Christie Ileto Image
Wednesday, February 21, 2024
Montco official eyes approach to cure some mistakes on mail-in-ballots
Montco official eyes novel approach to cure minor mistakes on mail-in-ballots

PHILADELPHIA (WPVI) -- As a federal appeals court in Center City Philadelphia heard arguments Tuesday in a critical lawsuit that could impact Pennsylvanians who vote by mail, a Montgomery County official is working on a novel approach to make sure voters' mail-in-ballots aren't tossed for simple errors.

"There are about 2,000 ballots that we would estimate will have mistakes," said Neil Makhija.

And that's just for Montgomery County.

Makhija, an election law professor and newly elected county commissioner, says there are anything from wrong dates, no dates, or unsigned ballots that can trigger disqualification.

SEE ALSO: US appeals court to decide if Pennsylvania mail-in ballots with wrong date still count

"These are minor technicalities," he said. "Instead of having to drive up to 45 minutes or more to Norristown to the county bureau of elections, if you make a minor technical mistake, we want to make sure that we notify you, and even come to your house to so that your vote gets counted."

It's a novel approach to cure ballots with minor mistakes that election experts say doesn't really exist in this swing state.

"Because when we did the notification -- the mail, the email, the phone -- we only corrected about 10% of those 2,000 ballots. So what we're focused on now is the 90% of ballots that would otherwise be thrown out.

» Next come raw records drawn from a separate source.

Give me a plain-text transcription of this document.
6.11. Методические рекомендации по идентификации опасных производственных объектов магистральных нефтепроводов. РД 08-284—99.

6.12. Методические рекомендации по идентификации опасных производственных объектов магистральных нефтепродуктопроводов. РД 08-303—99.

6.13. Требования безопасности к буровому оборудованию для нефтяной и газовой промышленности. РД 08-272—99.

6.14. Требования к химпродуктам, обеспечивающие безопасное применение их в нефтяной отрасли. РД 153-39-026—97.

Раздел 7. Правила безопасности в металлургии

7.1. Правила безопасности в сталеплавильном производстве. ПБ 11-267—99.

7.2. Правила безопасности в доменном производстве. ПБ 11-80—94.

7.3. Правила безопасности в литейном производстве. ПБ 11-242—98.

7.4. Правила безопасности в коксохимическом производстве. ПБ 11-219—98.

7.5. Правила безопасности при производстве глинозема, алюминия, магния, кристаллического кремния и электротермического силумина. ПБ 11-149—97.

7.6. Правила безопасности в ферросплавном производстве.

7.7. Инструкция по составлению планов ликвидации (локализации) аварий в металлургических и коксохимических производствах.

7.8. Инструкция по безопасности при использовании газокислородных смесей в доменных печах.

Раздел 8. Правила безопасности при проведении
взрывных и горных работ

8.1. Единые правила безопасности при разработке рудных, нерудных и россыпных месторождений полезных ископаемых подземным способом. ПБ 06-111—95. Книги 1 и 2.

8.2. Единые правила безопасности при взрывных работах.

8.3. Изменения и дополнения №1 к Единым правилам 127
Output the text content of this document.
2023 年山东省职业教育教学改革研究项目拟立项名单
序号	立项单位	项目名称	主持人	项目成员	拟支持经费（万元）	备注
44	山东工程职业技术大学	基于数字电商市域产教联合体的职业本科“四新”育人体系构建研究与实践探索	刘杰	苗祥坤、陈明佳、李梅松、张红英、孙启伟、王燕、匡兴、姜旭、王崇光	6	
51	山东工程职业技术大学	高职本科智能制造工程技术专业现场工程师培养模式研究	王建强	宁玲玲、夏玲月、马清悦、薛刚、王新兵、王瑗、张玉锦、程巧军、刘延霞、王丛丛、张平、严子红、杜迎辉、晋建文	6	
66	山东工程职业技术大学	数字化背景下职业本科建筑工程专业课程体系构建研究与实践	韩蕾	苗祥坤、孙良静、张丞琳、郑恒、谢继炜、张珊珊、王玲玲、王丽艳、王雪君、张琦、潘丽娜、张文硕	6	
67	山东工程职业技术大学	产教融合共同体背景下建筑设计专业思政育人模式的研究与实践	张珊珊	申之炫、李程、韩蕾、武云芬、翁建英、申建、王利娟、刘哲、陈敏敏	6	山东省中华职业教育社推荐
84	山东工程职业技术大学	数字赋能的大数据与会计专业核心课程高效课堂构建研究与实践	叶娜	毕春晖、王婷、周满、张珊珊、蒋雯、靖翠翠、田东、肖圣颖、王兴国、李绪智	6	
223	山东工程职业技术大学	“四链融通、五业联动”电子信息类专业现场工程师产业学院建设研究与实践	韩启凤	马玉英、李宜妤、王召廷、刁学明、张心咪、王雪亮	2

We're going to give people a chance to correct those by showing up to their door, just like Amazon, Uber," he said.

"What are other counties doing?" asked Action News' Christie Ileto.

"They're not doing this," said Makhija. "There are some counties that if you made a mistake, you won't even know until after the election that your vote wasn't even counted."

"Montgomery County would be the only county doing this in our area?" Ileto asked.

"What we hope is that we would be the best most accessible county for voter access," said Makhija.

Makhija says they still have to work out the logistics, but are looking at the thousands of poll workers in the county who already volunteer on Election Day to help be part of this mobile unit.

The goal is to have everything worked out by the summer.